In the ensuing epoch (1730-1772) the great Swedisli names are Swedenborg and Linnæus; but they belong, respectively, to the history of religion and of science. In belles lettres the ideals of Sweden were substantially those of contemporary France and England. The presiding genius is Dalin (1708-63), whose Swedish Argus, started in 1732 in imitation of the Spectator, became the rallying-point of the dominant ideas. Dalin had something of Voltaire's versatility and cleverness. He wrote much poetry, but is best remembered as an elegant stylist in prose, the first in Swedish annals. Opposed to Dalin in some of his tendencies was the coterie of Fru Nordenflycht (1718-63), the ‘Northern Aspasia.’ Her salon in Stockholm was not unworthy of its Parisian models. To her circle belonged Creutz (1729-85), best known for his pleasant pastoral Atis och Camilla, and Gyllenborg (1731-1808), author of many ratiocinative poems. All these mid-century writers were strongly influenced by their contemporaries in England.

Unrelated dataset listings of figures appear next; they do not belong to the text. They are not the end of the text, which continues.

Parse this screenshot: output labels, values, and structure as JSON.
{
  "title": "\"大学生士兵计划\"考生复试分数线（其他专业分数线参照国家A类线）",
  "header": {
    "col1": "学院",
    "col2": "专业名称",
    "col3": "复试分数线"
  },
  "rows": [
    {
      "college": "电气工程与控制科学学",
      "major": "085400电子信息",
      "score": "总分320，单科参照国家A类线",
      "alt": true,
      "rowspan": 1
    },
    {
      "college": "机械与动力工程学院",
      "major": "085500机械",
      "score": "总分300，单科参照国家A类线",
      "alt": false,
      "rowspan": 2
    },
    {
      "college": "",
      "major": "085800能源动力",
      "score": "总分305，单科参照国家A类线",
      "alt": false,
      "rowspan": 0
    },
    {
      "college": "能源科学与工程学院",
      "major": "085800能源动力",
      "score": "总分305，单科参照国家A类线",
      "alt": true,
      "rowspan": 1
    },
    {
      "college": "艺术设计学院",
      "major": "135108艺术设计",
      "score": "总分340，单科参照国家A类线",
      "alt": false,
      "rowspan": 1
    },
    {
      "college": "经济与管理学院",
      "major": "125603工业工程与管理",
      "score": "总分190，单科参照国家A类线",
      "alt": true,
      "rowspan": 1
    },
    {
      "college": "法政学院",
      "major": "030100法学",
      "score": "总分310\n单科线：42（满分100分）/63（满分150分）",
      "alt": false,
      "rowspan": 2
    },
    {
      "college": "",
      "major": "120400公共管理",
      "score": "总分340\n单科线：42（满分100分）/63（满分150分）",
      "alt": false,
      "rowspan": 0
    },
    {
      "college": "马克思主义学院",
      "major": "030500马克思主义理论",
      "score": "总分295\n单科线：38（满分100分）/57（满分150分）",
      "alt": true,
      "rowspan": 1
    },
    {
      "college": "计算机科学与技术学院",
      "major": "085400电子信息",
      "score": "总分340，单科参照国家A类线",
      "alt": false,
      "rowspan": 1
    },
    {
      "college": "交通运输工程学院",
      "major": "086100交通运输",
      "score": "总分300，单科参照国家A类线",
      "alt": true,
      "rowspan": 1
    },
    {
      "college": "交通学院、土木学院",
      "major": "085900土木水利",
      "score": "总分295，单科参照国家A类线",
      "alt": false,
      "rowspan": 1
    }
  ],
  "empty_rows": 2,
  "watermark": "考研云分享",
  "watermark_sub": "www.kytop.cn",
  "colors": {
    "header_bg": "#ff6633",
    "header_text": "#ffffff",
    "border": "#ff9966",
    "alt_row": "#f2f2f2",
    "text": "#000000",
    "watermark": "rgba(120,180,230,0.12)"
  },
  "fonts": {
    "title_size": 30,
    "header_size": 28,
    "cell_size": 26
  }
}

The Gustavian epoch (1772-1809) is marked by royal patronage of letters on a large scale. Gustavus III., himself a playwright and a prize orator, assembled an academic court of talent, which continued the French tradition of the Old Régime. The leading Gustavians were Kellgren (1751-95), Leopold (1756-1829), and Oxenstjerna (1750-1818), all poets of considerable talent and devoted to the ideals and sentiments of the expiring Age of Enlightenment. Here belongs also the name of the gifted poetess Fru Lenngren (1754-1817), famed for her idyls and satires and her literary salon. Quite untouched by academic influence was the much admired Bellman (1740-95), a genial humorist of Anacreontic tendencies, who turned his observations of Stockholm low life into wonderfully tuneful verse. To the Gustavian period belongs, finally, though not of its spirit and distinctly prophetic of a new era, the best work of the eminent lyric poet Franzén (1772-1847).

The great Romantic movement of the nineteenth century, with the concomitant renaissance of national feeling, affected Swedish literature profoundly. The now ideas, coming from Germany by way of Denmark, precipitated at first a wordy war of various schools and tendencies, after which came a season of really brilliant production. In the soulful verse of Wallin (1779-1839); in the best work of the arch-Romanticist Atterbom (1790-1855); in the fine spirituality and exquisite workmanship of Stagnelius (1793-1823); in the stirring Northern poems of Geijer (1783-1847), who was destined to become, next to Fryxell, perhaps, his country's greatest historian; in the productions of the brilliantly endowed but erratic and uneven Aimqvist (1793-1866); and of several minor poets like Sjöberg (1794-1828) and Nicander (1799-1839); but above all in the splendid talent of Tegnér (1782-1846), who won world-wide fame with his romanticized Frithiof's Saga—the national genius found a richer expression than at any time before or since.

In the mid-century period the prominent names are Fredrika Bremer (1801-65), once widely read at home and abroad, and Runeberg (1804-77), a strong rival of Tegnér for the first place of honor in the whole Swedish Parnassus. Somewhat later come Topelius (1818-98), best known for his novels of Finnish history, and Rydberg (1829-95), eminent as poet, novelist, and translator of Goethe's Faust. The newer realism is most conspicuously represented by Strindberg (1849—), and recent poetry by Count Snoilsky (1841-1903).

Bibliography. A good anthology of Old Swedish will be found in Noreen's Altschwedisches Lesebuch (Halle, 1892-94), and of the entire literature (to 1830) in the Läsebok i svensk litteratur of Hildebrand, Bergstadt, and Bendixson (Stockholm, 1897-98). The old laws have been edited by Sehlyter, much of the religious mediæval literature by Klemming. See also the publications of the Svenska Fornskriftssällskapet. Of older works on the history of literature the best are Wieselgren, Sveriges sköna litteratur (Lund, 1833-49); and Malmström, Grunddragen af svenska vitterhetens historia (Örebo, 1866-69). The best work up to date is the Illustrated svensk litteratur-historia of Schück and Warburg (Stockholm, 1896 et seq.).